Investing.com - The euro edged lower against the dollar in subdued trade on Monday, but losses were held in check amid expectations that the European Central Bank will hold off on further monetary easing for now.
EUR/USD dipped 0.05% to 1.3636, off session highs of 1.3668.
The pair was likely to find support at 1.3585 and resistance at 1.3676, Friday's high and a two-week high.
The ECB unveiled a package of measures to avert the threat of persistently low inflation in the euro area on Thursday, briefly sending the single currency to four month lows of 1.3502 against the dollar, before later erasing the day's losses.
The bank cut the main refinancing rate in the euro area to a record low 0.15% and imposed negative deposit rates on commercial lenders, in a bid to stimulate lending to businesses.
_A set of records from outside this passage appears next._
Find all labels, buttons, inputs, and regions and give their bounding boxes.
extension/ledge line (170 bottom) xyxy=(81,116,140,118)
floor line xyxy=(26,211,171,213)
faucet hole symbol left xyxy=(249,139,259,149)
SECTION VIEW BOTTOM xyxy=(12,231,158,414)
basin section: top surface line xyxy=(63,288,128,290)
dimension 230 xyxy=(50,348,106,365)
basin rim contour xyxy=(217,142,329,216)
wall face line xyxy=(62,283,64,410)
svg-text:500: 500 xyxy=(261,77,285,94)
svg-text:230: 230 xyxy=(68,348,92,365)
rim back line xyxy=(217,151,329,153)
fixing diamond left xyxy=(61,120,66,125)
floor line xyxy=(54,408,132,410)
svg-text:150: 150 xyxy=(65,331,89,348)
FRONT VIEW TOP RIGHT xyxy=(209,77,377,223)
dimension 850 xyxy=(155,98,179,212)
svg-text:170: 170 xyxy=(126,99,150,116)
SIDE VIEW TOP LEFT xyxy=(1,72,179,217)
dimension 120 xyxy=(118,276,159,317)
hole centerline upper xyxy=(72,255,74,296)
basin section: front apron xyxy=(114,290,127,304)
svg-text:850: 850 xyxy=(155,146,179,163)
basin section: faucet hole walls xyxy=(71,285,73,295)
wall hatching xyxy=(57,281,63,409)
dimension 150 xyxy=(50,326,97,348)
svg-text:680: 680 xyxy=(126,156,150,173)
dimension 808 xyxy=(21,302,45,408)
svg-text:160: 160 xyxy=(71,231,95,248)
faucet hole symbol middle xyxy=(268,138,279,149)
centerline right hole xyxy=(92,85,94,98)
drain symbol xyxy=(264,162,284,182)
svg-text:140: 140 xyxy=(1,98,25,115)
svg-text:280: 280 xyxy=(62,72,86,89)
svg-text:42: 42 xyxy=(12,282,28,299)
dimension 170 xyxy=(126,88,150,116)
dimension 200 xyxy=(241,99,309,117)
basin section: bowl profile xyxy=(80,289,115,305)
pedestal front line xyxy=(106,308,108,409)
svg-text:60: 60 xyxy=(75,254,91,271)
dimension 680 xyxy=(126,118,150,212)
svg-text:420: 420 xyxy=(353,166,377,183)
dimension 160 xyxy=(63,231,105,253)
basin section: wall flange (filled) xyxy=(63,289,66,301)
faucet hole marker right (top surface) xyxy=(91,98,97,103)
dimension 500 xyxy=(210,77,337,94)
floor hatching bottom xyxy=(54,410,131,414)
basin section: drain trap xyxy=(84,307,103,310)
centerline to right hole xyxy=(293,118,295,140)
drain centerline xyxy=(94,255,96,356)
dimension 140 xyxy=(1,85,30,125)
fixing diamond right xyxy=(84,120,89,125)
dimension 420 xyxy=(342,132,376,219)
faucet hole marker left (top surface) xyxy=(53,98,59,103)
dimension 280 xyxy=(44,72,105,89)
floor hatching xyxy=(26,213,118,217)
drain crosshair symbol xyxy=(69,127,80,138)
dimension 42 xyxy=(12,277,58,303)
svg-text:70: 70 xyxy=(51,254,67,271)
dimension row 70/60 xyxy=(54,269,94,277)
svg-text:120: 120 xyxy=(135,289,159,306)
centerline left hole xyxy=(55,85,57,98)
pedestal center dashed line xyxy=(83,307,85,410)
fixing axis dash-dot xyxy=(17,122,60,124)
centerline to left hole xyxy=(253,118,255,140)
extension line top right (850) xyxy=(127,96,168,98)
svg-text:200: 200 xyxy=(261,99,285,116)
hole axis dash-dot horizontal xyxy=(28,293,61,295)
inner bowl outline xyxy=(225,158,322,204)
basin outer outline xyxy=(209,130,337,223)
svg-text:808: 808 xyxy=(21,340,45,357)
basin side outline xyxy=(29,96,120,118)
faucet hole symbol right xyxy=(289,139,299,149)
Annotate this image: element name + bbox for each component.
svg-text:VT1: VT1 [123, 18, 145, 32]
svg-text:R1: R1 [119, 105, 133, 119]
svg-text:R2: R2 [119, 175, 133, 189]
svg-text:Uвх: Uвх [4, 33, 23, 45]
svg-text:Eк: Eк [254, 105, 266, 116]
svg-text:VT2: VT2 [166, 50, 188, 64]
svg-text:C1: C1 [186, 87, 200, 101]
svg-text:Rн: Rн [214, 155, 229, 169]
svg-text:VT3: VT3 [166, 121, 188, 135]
However, it stopped short of announcing an asset purchase program, a factor which lent support to the euro.
Data on Monday showed that euro zone investor confidence deteriorated unexpectedly in June, despite the ECB's new measures to support growth and inflation.
The Sentix investor confidence index fell to 8.5 this month from 12.8 in May, compared to expectations for an uptick to 13.2.
Trading conditions remained light due to the Whit Monday holiday in some parts of Europe.
The euro also slid lower against the yen, with EUR/JPY slipping 0.14% to 13.9.67.
Elsewhere Monday, the dollar was steady against the yen, with USD/JPY at 102.44, holding below Friday's highs of 102.60.
The dollar remained supported after Friday's nonfarm payrolls report for May indicated that the U.S. labor market is continuing to improve, with employment returning to its pre-recession peak.
The U.S. economy added 217,000 jobs last month, just under expectations for jobs growth of 218,000, while the unemployment rate remained unchanged at a five-and-a-half year low of 6.3%.
The pair showed little reaction after data on Monday showed that Japan's first quarter growth was revised sharply higher.
Japan's economy grew at an annualized rate of 6.7% in the first three months of the year, up from a preliminary estimate of 5.9% growth. The unexpected upward revision was due to a sharp upward revision in Japanese corporate capital spending.